Gerisini emekli bir bürokrattan dinliyoruz:
“Yine o dönem ismi Dadaşkent olan bugünkü Aziziye Belediyesi’nin Belediye Meclisi bir karar alarak buraya Diyanet İşleri Başkanı Mehmet Nuri Yılmaz’ın isminin verilmesini kararlaştırdı. Kararını Diyanet İşleri Başkanlığı’na iletti. Başkanlık da teklifi uygun bularak Erzurum Diyanet Eğitim Merkezi’nin ismini ‘Mehmet Nuri Yılmaz Eğitim Merkezi’ olarak tescilledi.
Sonra ne mi oldu?
AKP iktidarı önce başkan Mehmet Nuri Yılmaz’ı görevinden aldı, yerine bugünkü başkan Prof. Ali Bardakoğlu’nu getirdi.

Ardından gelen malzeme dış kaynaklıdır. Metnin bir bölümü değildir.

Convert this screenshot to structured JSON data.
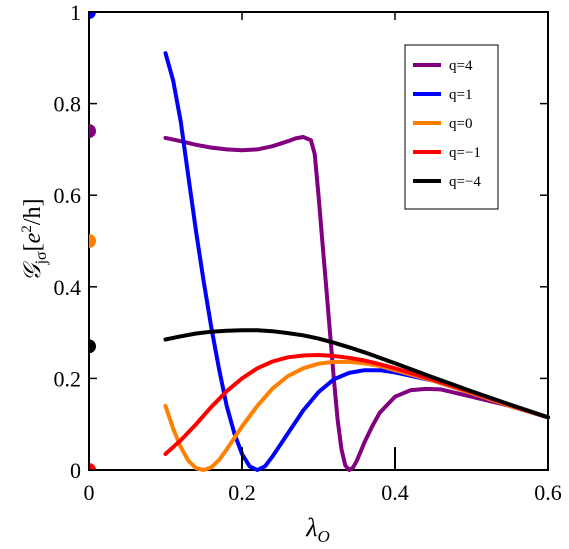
{
  "chart_data": {
    "type": "line",
    "xlabel": "λ",
    "xlabel_sub": "O",
    "ylabel_main": "𝒢",
    "ylabel_sub": "jσ",
    "ylabel_unit_open": "[",
    "ylabel_unit_e": "e",
    "ylabel_unit_sup": "2",
    "ylabel_unit_close": "/h]",
    "xlim": [
      0,
      0.6
    ],
    "ylim": [
      0,
      1
    ],
    "x_ticks": [
      0,
      0.2,
      0.4,
      0.6
    ],
    "x_tick_labels": [
      "0",
      "0.2",
      "0.4",
      "0.6"
    ],
    "y_ticks": [
      0,
      0.2,
      0.4,
      0.6,
      0.8,
      1
    ],
    "y_tick_labels": [
      "0",
      "0.2",
      "0.4",
      "0.6",
      "0.8",
      "1"
    ],
    "grid": false,
    "legend_position": "top-right",
    "series": [
      {
        "name": "q=4",
        "color": "#800080",
        "points": [
          [
            0.1,
            0.725
          ],
          [
            0.12,
            0.718
          ],
          [
            0.14,
            0.71
          ],
          [
            0.16,
            0.704
          ],
          [
            0.18,
            0.7
          ],
          [
            0.2,
            0.698
          ],
          [
            0.22,
            0.7
          ],
          [
            0.24,
            0.707
          ],
          [
            0.26,
            0.718
          ],
          [
            0.27,
            0.724
          ],
          [
            0.28,
            0.727
          ],
          [
            0.29,
            0.72
          ],
          [
            0.295,
            0.69
          ],
          [
            0.3,
            0.6
          ],
          [
            0.305,
            0.5
          ],
          [
            0.31,
            0.4
          ],
          [
            0.315,
            0.3
          ],
          [
            0.32,
            0.2
          ],
          [
            0.325,
            0.11
          ],
          [
            0.33,
            0.045
          ],
          [
            0.335,
            0.01
          ],
          [
            0.34,
            0.0
          ],
          [
            0.345,
            0.005
          ],
          [
            0.35,
            0.02
          ],
          [
            0.36,
            0.06
          ],
          [
            0.37,
            0.095
          ],
          [
            0.38,
            0.125
          ],
          [
            0.4,
            0.16
          ],
          [
            0.42,
            0.174
          ],
          [
            0.44,
            0.177
          ],
          [
            0.46,
            0.176
          ],
          [
            0.5,
            0.16
          ],
          [
            0.55,
            0.14
          ],
          [
            0.6,
            0.115
          ]
        ],
        "dot_at_zero": 0.74
      },
      {
        "name": "q=1",
        "color": "#0000ff",
        "points": [
          [
            0.1,
            0.91
          ],
          [
            0.11,
            0.85
          ],
          [
            0.12,
            0.76
          ],
          [
            0.13,
            0.64
          ],
          [
            0.14,
            0.52
          ],
          [
            0.15,
            0.41
          ],
          [
            0.16,
            0.31
          ],
          [
            0.17,
            0.22
          ],
          [
            0.18,
            0.14
          ],
          [
            0.19,
            0.08
          ],
          [
            0.2,
            0.035
          ],
          [
            0.21,
            0.008
          ],
          [
            0.22,
            0.0
          ],
          [
            0.23,
            0.008
          ],
          [
            0.24,
            0.03
          ],
          [
            0.26,
            0.08
          ],
          [
            0.28,
            0.13
          ],
          [
            0.3,
            0.17
          ],
          [
            0.32,
            0.198
          ],
          [
            0.34,
            0.212
          ],
          [
            0.36,
            0.218
          ],
          [
            0.38,
            0.218
          ],
          [
            0.4,
            0.213
          ],
          [
            0.45,
            0.195
          ],
          [
            0.5,
            0.168
          ],
          [
            0.55,
            0.14
          ],
          [
            0.6,
            0.115
          ]
        ],
        "dot_at_zero": 1.0
      },
      {
        "name": "q=0",
        "color": "#ff8000",
        "points": [
          [
            0.1,
            0.14
          ],
          [
            0.11,
            0.09
          ],
          [
            0.12,
            0.05
          ],
          [
            0.13,
            0.02
          ],
          [
            0.14,
            0.004
          ],
          [
            0.15,
            0.0
          ],
          [
            0.16,
            0.006
          ],
          [
            0.17,
            0.022
          ],
          [
            0.18,
            0.045
          ],
          [
            0.2,
            0.095
          ],
          [
            0.22,
            0.14
          ],
          [
            0.24,
            0.178
          ],
          [
            0.26,
            0.205
          ],
          [
            0.28,
            0.222
          ],
          [
            0.3,
            0.232
          ],
          [
            0.32,
            0.236
          ],
          [
            0.34,
            0.236
          ],
          [
            0.36,
            0.233
          ],
          [
            0.38,
            0.227
          ],
          [
            0.4,
            0.218
          ],
          [
            0.45,
            0.195
          ],
          [
            0.5,
            0.168
          ],
          [
            0.55,
            0.14
          ],
          [
            0.6,
            0.115
          ]
        ],
        "dot_at_zero": 0.5
      },
      {
        "name": "q=−1",
        "color": "#ff0000",
        "points": [
          [
            0.1,
            0.035
          ],
          [
            0.12,
            0.065
          ],
          [
            0.14,
            0.1
          ],
          [
            0.16,
            0.138
          ],
          [
            0.18,
            0.172
          ],
          [
            0.2,
            0.2
          ],
          [
            0.22,
            0.222
          ],
          [
            0.24,
            0.237
          ],
          [
            0.26,
            0.246
          ],
          [
            0.28,
            0.25
          ],
          [
            0.3,
            0.251
          ],
          [
            0.32,
            0.249
          ],
          [
            0.34,
            0.245
          ],
          [
            0.36,
            0.239
          ],
          [
            0.38,
            0.231
          ],
          [
            0.4,
            0.222
          ],
          [
            0.45,
            0.197
          ],
          [
            0.5,
            0.17
          ],
          [
            0.55,
            0.142
          ],
          [
            0.6,
            0.115
          ]
        ],
        "dot_at_zero": 0.0
      },
      {
        "name": "q=−4",
        "color": "#000000",
        "points": [
          [
            0.1,
            0.285
          ],
          [
            0.12,
            0.292
          ],
          [
            0.14,
            0.298
          ],
          [
            0.16,
            0.302
          ],
          [
            0.18,
            0.304
          ],
          [
            0.2,
            0.305
          ],
          [
            0.22,
            0.305
          ],
          [
            0.24,
            0.303
          ],
          [
            0.26,
            0.299
          ],
          [
            0.28,
            0.294
          ],
          [
            0.3,
            0.287
          ],
          [
            0.32,
            0.278
          ],
          [
            0.34,
            0.268
          ],
          [
            0.36,
            0.257
          ],
          [
            0.38,
            0.245
          ],
          [
            0.4,
            0.233
          ],
          [
            0.45,
            0.202
          ],
          [
            0.5,
            0.172
          ],
          [
            0.55,
            0.143
          ],
          [
            0.6,
            0.115
          ]
        ],
        "dot_at_zero": 0.27
      }
    ],
    "vertical_markers": [
      {
        "x": 0.2,
        "y_top": 0.05,
        "color": "#000000"
      },
      {
        "x": 0.4,
        "y_top": 0.05,
        "color": "#000000"
      }
    ]
  }
}
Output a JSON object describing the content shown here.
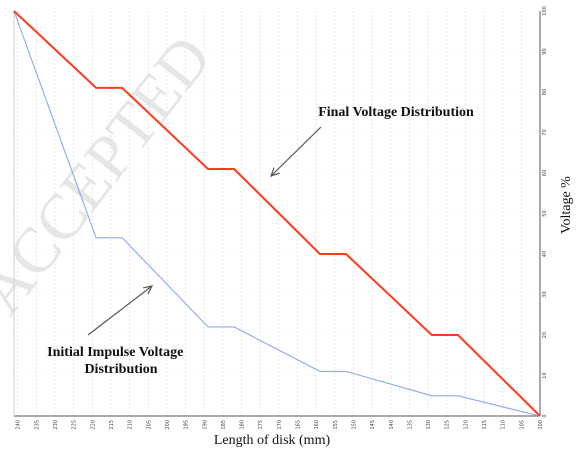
{
  "chart_data": {
    "type": "line",
    "xlabel": "Length of disk (mm)",
    "ylabel": "Voltage %",
    "x_ticks": [
      240,
      235,
      230,
      225,
      220,
      215,
      210,
      205,
      200,
      195,
      190,
      185,
      180,
      175,
      170,
      165,
      160,
      155,
      150,
      145,
      140,
      135,
      130,
      125,
      120,
      115,
      110,
      105,
      100
    ],
    "y_ticks": [
      0,
      10,
      20,
      30,
      40,
      50,
      60,
      70,
      80,
      90,
      100
    ],
    "xlim": [
      241,
      100
    ],
    "ylim": [
      0,
      100
    ],
    "y_axis_position": "right",
    "grid": "vertical dashed",
    "series": [
      {
        "name": "Final Voltage Distribution",
        "color": "#ff3b1f",
        "x": [
          241,
          219,
          212,
          189,
          182,
          159,
          152,
          129,
          122,
          100
        ],
        "y": [
          100,
          81,
          81,
          61,
          61,
          40,
          40,
          20,
          20,
          0
        ]
      },
      {
        "name": "Initial Impulse Voltage Distribution",
        "color": "#8ea8f0",
        "x": [
          241,
          219,
          212,
          189,
          182,
          159,
          152,
          129,
          122,
          100
        ],
        "y": [
          100,
          44,
          44,
          22,
          22,
          11,
          11,
          5,
          5,
          0
        ]
      }
    ],
    "annotations": [
      {
        "text": "Final Voltage Distribution",
        "lines": [
          "Final Voltage Distribution"
        ]
      },
      {
        "text": "Initial Impulse Voltage Distribution",
        "lines": [
          "Initial Impulse Voltage",
          "Distribution"
        ]
      }
    ],
    "watermark": "ACCEPTED"
  }
}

Yetmedi, Yılmaz’ın bütün kadrosu darmadağın edilerek yerlerine yenileri atandı. Diyanet’te bir Erzurumlu kıyımı başlatıldı. (Sanki bunların hepsi Mehmet Nuri Yılmaz’ın adamıymış gibi...)
Yılmaz’ın 12 yıllık hizmetleri, başına ustaca bir uyanıklıkla ‘ilk defa’ ifadesi konularak kendilerine mal edilmeye çalışıldı.
Yılmaz’ın en büyük eserlerinden biri olan DİYAM, (Diyanet Araştırma Merkezi) yeni kurulmuş olduğu halde icraat yapmasına fırsat tanınmadan kapatıldı.
İNTİKAM MI
Bardakoğlu yönetimi Yılmaz’dan hınç almak ister gibi, ona ve eserlerine darbe üstüne darbe vurmak istedi. Hepsi fos çıkan iddialarla davalar açtırdı, bu davaların tamamı beraatla sonuçlandı. En sonunda yapacağını yaptı; Yılmaz’ın ismini Diyanet Eğitim Merkezi’nin tabelasından kaldırtma ayıbını işledi.”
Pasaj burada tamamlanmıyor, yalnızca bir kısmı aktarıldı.